相手は、地球から民間シャトルを乗り継いできた9人のメンバー。
「さて、わざわざ地球からでむいてくれてありがとう。これから皆には、ハルシュタイン閣下………天海春香と面会をして貰うわ。」
並んでいたのは、藤居朋、氏家むつみ、上条春菜、向井拓海、新田美波、三村かな子、諸星きらり、双葉杏、神崎蘭子。

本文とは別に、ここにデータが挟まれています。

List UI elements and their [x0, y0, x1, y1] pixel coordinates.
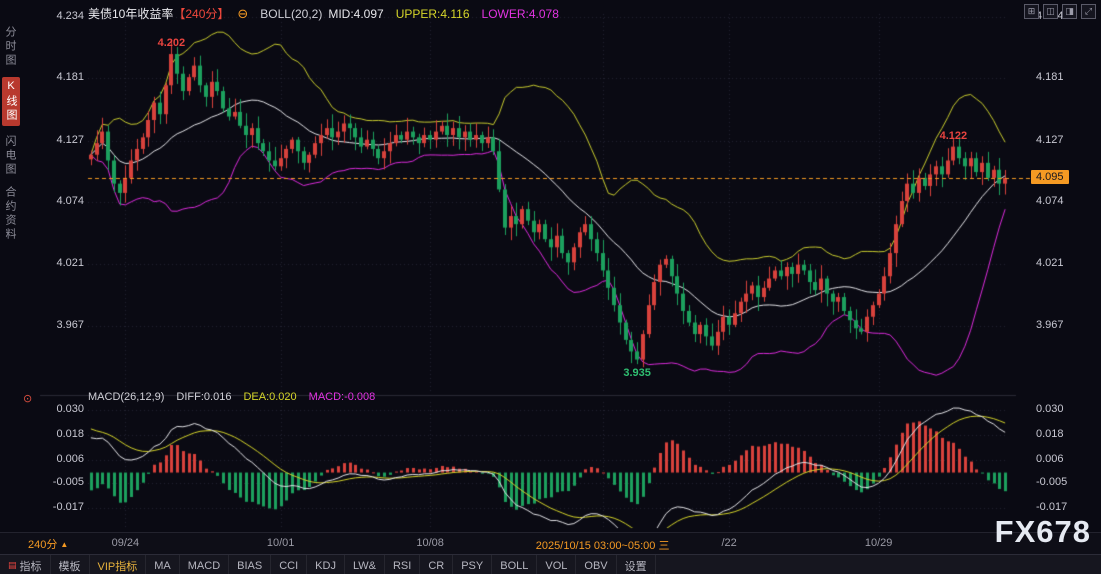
toolbar-item-bias[interactable]: BIAS — [229, 555, 272, 574]
toolbar-item-cr[interactable]: CR — [420, 555, 454, 574]
layout-right-icon[interactable]: ◨ — [1062, 4, 1077, 19]
period-tag[interactable]: 【240分】 — [173, 7, 230, 21]
toolbar-item-cci[interactable]: CCI — [271, 555, 308, 574]
period-selector[interactable]: 240分 ▲ — [28, 536, 68, 552]
toolbar-item-label: CR — [428, 559, 445, 572]
toolbar-item-label: 设置 — [624, 560, 647, 573]
toolbar-item-label: KDJ — [315, 559, 336, 572]
boll-lower-value: LOWER:4.078 — [481, 6, 559, 21]
toolbar-item-label: 模板 — [58, 560, 81, 573]
period-label: 240分 — [28, 539, 58, 551]
toolbar-item-label: RSI — [392, 559, 412, 572]
sidebar-item-lightning-chart[interactable]: 闪电图 — [4, 135, 16, 177]
toolbar-item-psy[interactable]: PSY — [453, 555, 493, 574]
boll-label[interactable]: BOLL(20,2) — [260, 6, 323, 21]
layout-grid-icon[interactable]: ⊞ — [1024, 4, 1039, 19]
dropdown-arrow-icon: ▲ — [60, 539, 69, 549]
indicator-dot-icon[interactable]: ⊙ — [23, 393, 33, 405]
macd-macd-value: MACD:-0.008 — [308, 391, 376, 403]
toolbar-item-rsi[interactable]: RSI — [385, 555, 421, 574]
macd-label[interactable]: MACD(26,12,9) — [88, 391, 165, 403]
layout-left-icon[interactable]: ◫ — [1043, 4, 1058, 19]
toolbar-item-label: OBV — [584, 559, 608, 572]
toolbar-item-macd[interactable]: MACD — [180, 555, 230, 574]
fx678-watermark: FX678 — [994, 514, 1091, 549]
toolbar-item-label: 指标 — [19, 560, 42, 573]
sidebar-item-contract-info[interactable]: 合约资料 — [4, 186, 16, 242]
left-sidebar: 分时图 K线图 闪电图 合约资料 — [2, 26, 20, 242]
toolbar-item-template[interactable]: 模板 — [51, 555, 90, 574]
toolbar-item-label: BOLL — [500, 559, 529, 572]
toolbar-item-label: MACD — [187, 559, 221, 572]
toolbar-item-boll[interactable]: BOLL — [492, 555, 538, 574]
toolbar-item-obv[interactable]: OBV — [576, 555, 617, 574]
macd-dea-value: DEA:0.020 — [243, 391, 297, 403]
toolbar-item-label: VOL — [545, 559, 568, 572]
expand-icon[interactable]: ⤢ — [1081, 4, 1096, 19]
toolbar-item-indicator[interactable]: ▤ 指标 — [0, 555, 51, 574]
toolbar-item-ma[interactable]: MA — [146, 555, 180, 574]
collapse-icon[interactable]: ⊖ — [237, 5, 249, 21]
macd-header: MACD(26,12,9) DIFF:0.016 DEA:0.020 MACD:… — [88, 391, 375, 403]
toolbar-item-label: BIAS — [237, 559, 263, 572]
top-bar: 美债10年收益率 【240分】 ⊖ BOLL(20,2) MID:4.097 U… — [88, 5, 559, 22]
boll-upper-value: UPPER:4.116 — [395, 6, 470, 21]
toolbar-item-label: PSY — [461, 559, 484, 572]
chart-title: 美债10年收益率 — [88, 7, 174, 21]
window-controls: ⊞ ◫ ◨ ⤢ — [1024, 4, 1096, 19]
xaxis-strip — [0, 532, 1101, 555]
toolbar-item-label: MA — [154, 559, 171, 572]
bottom-toolbar: ▤ 指标 模板 VIP指标 MA MACD BIAS CCI KDJ LW& RS… — [0, 554, 1101, 574]
toolbar-item-kdj[interactable]: KDJ — [307, 555, 345, 574]
toolbar-item-settings[interactable]: 设置 — [617, 555, 656, 574]
indicator-list-icon: ▤ — [8, 560, 17, 570]
toolbar-item-label: LW& — [352, 559, 376, 572]
sidebar-item-kline-chart[interactable]: K线图 — [2, 77, 20, 126]
toolbar-item-vol[interactable]: VOL — [537, 555, 577, 574]
macd-diff-value: DIFF:0.016 — [176, 391, 232, 403]
boll-mid-value: MID:4.097 — [328, 6, 384, 21]
toolbar-item-lwr[interactable]: LW& — [345, 555, 385, 574]
sidebar-item-time-chart[interactable]: 分时图 — [4, 26, 16, 68]
toolbar-item-label: CCI — [279, 559, 299, 572]
toolbar-item-label: VIP指标 — [97, 560, 138, 573]
toolbar-item-vip-indicator[interactable]: VIP指标 — [90, 555, 147, 574]
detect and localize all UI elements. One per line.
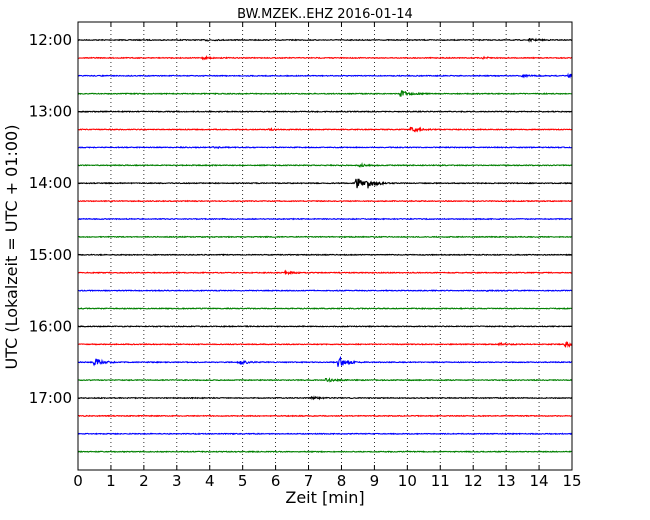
chart-title: BW.MZEK..EHZ 2016-01-14	[237, 7, 413, 22]
x-tick-label: 9	[370, 472, 380, 490]
x-tick-label: 8	[337, 472, 347, 490]
x-tick-label: 2	[139, 472, 149, 490]
trace-line	[77, 395, 573, 401]
x-tick-label: 3	[172, 472, 182, 490]
x-tick-label: 6	[271, 472, 281, 490]
x-axis-label: Zeit [min]	[285, 488, 364, 507]
x-tick-label: 4	[205, 472, 215, 490]
trace-line	[77, 377, 573, 383]
x-tick-label: 11	[431, 472, 450, 490]
trace-line	[77, 89, 573, 98]
seismic-traces	[77, 37, 573, 454]
trace-line	[77, 450, 573, 454]
y-tick-label: 12:00	[29, 31, 72, 49]
x-tick-label: 7	[304, 472, 314, 490]
trace-line	[77, 307, 573, 310]
x-axis-ticks: 0 1 2 3 4 5 6 7 8 9 10 11 12 13 14 15	[73, 22, 582, 490]
y-tick-label: 15:00	[29, 246, 72, 264]
trace-line	[77, 162, 573, 168]
trace-line	[77, 432, 573, 436]
y-tick-label: 17:00	[29, 389, 72, 407]
x-tick-label: 13	[497, 472, 516, 490]
trace-line	[77, 269, 573, 276]
trace-line	[77, 289, 573, 293]
plot-frame	[77, 21, 573, 471]
trace-line	[77, 145, 573, 150]
vertical-grid	[110, 22, 540, 470]
trace-line	[77, 72, 573, 79]
x-tick-label: 10	[398, 472, 417, 490]
x-tick-label: 12	[464, 472, 483, 490]
x-tick-label: 1	[106, 472, 116, 490]
trace-line	[77, 414, 573, 418]
x-tick-label: 0	[73, 472, 83, 490]
trace-line	[78, 253, 573, 257]
plot-area-background	[78, 22, 572, 470]
y-axis-label: UTC (Lokalzeit = UTC + 01:00)	[2, 125, 21, 370]
trace-line	[77, 37, 573, 43]
trace-line	[77, 110, 573, 114]
trace-line	[77, 126, 573, 133]
trace-line	[77, 325, 573, 328]
y-axis-ticks: 12:00 13:00 14:00 15:00 16:00 17:00	[29, 31, 572, 407]
trace-line	[77, 235, 573, 239]
y-tick-label: 13:00	[29, 103, 72, 121]
x-tick-label: 15	[562, 472, 581, 490]
trace-line	[77, 178, 573, 189]
trace-line	[77, 54, 573, 61]
trace-line	[77, 217, 573, 221]
x-tick-label: 5	[238, 472, 248, 490]
trace-line	[77, 340, 573, 348]
trace-line	[77, 199, 573, 203]
trace-line	[77, 355, 573, 367]
y-tick-label: 16:00	[29, 317, 72, 335]
y-tick-label: 14:00	[29, 174, 72, 192]
x-tick-label: 14	[530, 472, 549, 490]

「そして、その場でこれからの詳細を彼女に話す。これから大変だと思うけれど、頑張って頂戴ね。」
彼女達は、バルバトスによる洗脳によって集められた愚民兵では無い。
あくまで、雇われた形の様々な形で傭兵になった者達であった。
「それじゃあ行きましょう。我らが閣下の栄光の未来の為に!」
故に律子は期待していた。
イエスマンでは無い彼女達の働きに。
アプロディアの下に集うシンデレラガールズに、アメリアスの下に集う謎の部隊。
そんな中、バルバトスの下に集う者達も、本格的に指導する。
緒方智絵里さんの重い昔話。
小説版のガンダムUCが元ネタとなっています。
ガンダム世界に詳しい人ならば、彼女の育ての親が誰か想像が付いたかもしれませんね。
一方で、吉岡沙紀さん達が考えているのが、本田未央さんの新機体…パワードジムカーディガン。
ビルドファイターズシリーズの機体ですが、こういうアレンジ機体として登場させる事で、活躍の場を作る事が出来たらいいと思っています。
カーディガンって名前、結構センスあると思うんですよね。